En el tiempo de los combates entre reinos, el hijo del cielo no era
más que el título de emperador. China estaba entregada completamente a
los señores de la guerra que luchaban incansablemente por los despojos
del imperio. El rey de Wu decidió conquistar el reino de Shu, cuyo
ejército era, según varios informes, menos numeroso y peor equipado que
el suyo. Durante los preparativos, sus espías le indicaron que otro rey
vecino desplegaba tropas cerca de la frontera, esperando sin duda que el
ejército de Wu dejara el reino para invadirlo. El rey no quiso escuchar
y persistió en su plan de conquista. Sus ministros estaban muy
preocupados. Uno de ellos tuvo la audacia de hablar abiertamente sobre
sus temores y fue revocado en el acto.
En ese momento, Chuang Tzu se paseaba con sus discípulos en el reino
de Wu. El dignatario depuesto lo visitó para pedirle que intercediera
ante el Rey antes de que el país se ofreciera en sacrificio al dragón de
la guerra. El sabio se comprometió a intentarlo.

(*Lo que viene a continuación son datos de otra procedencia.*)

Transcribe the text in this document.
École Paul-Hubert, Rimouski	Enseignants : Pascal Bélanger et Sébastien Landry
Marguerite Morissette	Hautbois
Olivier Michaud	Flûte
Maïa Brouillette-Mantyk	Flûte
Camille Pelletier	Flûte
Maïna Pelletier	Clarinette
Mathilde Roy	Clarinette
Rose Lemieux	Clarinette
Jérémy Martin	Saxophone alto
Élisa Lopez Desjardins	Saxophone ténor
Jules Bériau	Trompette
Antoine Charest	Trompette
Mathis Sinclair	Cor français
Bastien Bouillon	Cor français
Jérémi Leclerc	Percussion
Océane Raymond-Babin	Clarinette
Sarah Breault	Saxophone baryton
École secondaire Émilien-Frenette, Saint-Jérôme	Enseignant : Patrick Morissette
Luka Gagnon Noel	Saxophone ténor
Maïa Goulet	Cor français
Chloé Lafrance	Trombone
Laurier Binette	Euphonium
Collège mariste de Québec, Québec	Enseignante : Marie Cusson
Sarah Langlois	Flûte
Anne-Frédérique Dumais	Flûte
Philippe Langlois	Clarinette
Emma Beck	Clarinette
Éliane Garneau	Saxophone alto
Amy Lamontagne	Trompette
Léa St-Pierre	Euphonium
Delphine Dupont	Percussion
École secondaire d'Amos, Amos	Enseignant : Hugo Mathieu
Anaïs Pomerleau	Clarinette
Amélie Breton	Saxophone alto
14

Unos días más tarde, Chuang-tzu irrumpió en el salón del trono, sin
afeitar, sus manos atadas, prisionero de un hombre tosco que vestía el
uniforme ¡de los guardabosques reales! El rey de Wu, en el colmo de la
indignación (porque reconoció al sabio venerable que había ido varias
veces a visitar) de inmediato pidió que se desatara las manos del
prisionero. Reprendió al guardabosques por la inconsecuencia y de
inmediato hizo que renunciara al cargo. Sin embargo, él se inclinó
varias veces y se defendió diciendo que había sorprendido al hombre
llamado Chuang-tzu a punto de cazar furtivamente en el parque real del
oeste. Expuso el objeto del delito: un arco que había arrebatado de las
manos del delincuente. El rey, perplejo, se volvió hacia el viejo
maestro y le preguntó qué significaba eso.
Chuang-tzu se acarició la blanca barba y respondió:
– Bueno, señor, tuve una extraña aventura. Yo estaba de caza en la
pradera que bordea el parque de su Majestad, con la firme intención de
no cruzar los límites, habiendo visto los postes donde está tallado su
sello. Caminaba entre la hierba alta, observando el vuelo de una presa,
cuando de repente, el ala de una urraca rozó mi sombrero. Aterrizó en el
borde de vuestro parque. Me dije que era increíble como había rozado
sin verme y ahora estaba a mi merced ¡a tiro de ballesta de mi
arco! Intrigado, me acerqué al pájaro para averiguar que le había hecho
olvidar toda cautela. Saltó un poco en la maleza, lo seguí y se detuvo
de repente como si fuera a saltar sobre su presa. Avancé aún sin que la
urraca se diera cuenta y vi que estaba esperando que una mantis
religiosa, escondida detrás de una hoja, capturara una cigarra y ¡comer
los dos insectos a la vez! Por aprovechar esta doble ración, no había
visto al cazador detrás de ella. Me hice la siguiente reflexión: así es
la naturaleza animal; cegados por su apetito, los animales olvidan
protegerse del peligro. Es así que su guardabosques me sorprendió y me
detuvo, ¡como a un vulgar cazador furtivo! Y reflexioné: así es la
naturaleza humana; cautivado por el mundo exterior, ¡el hombre olvida de
protegerse a sí mismo!
Y el rey de Wu entendió la lección. Abandonó su plan de invasión, escapando así a la trampa que habían urdido sus vecinos.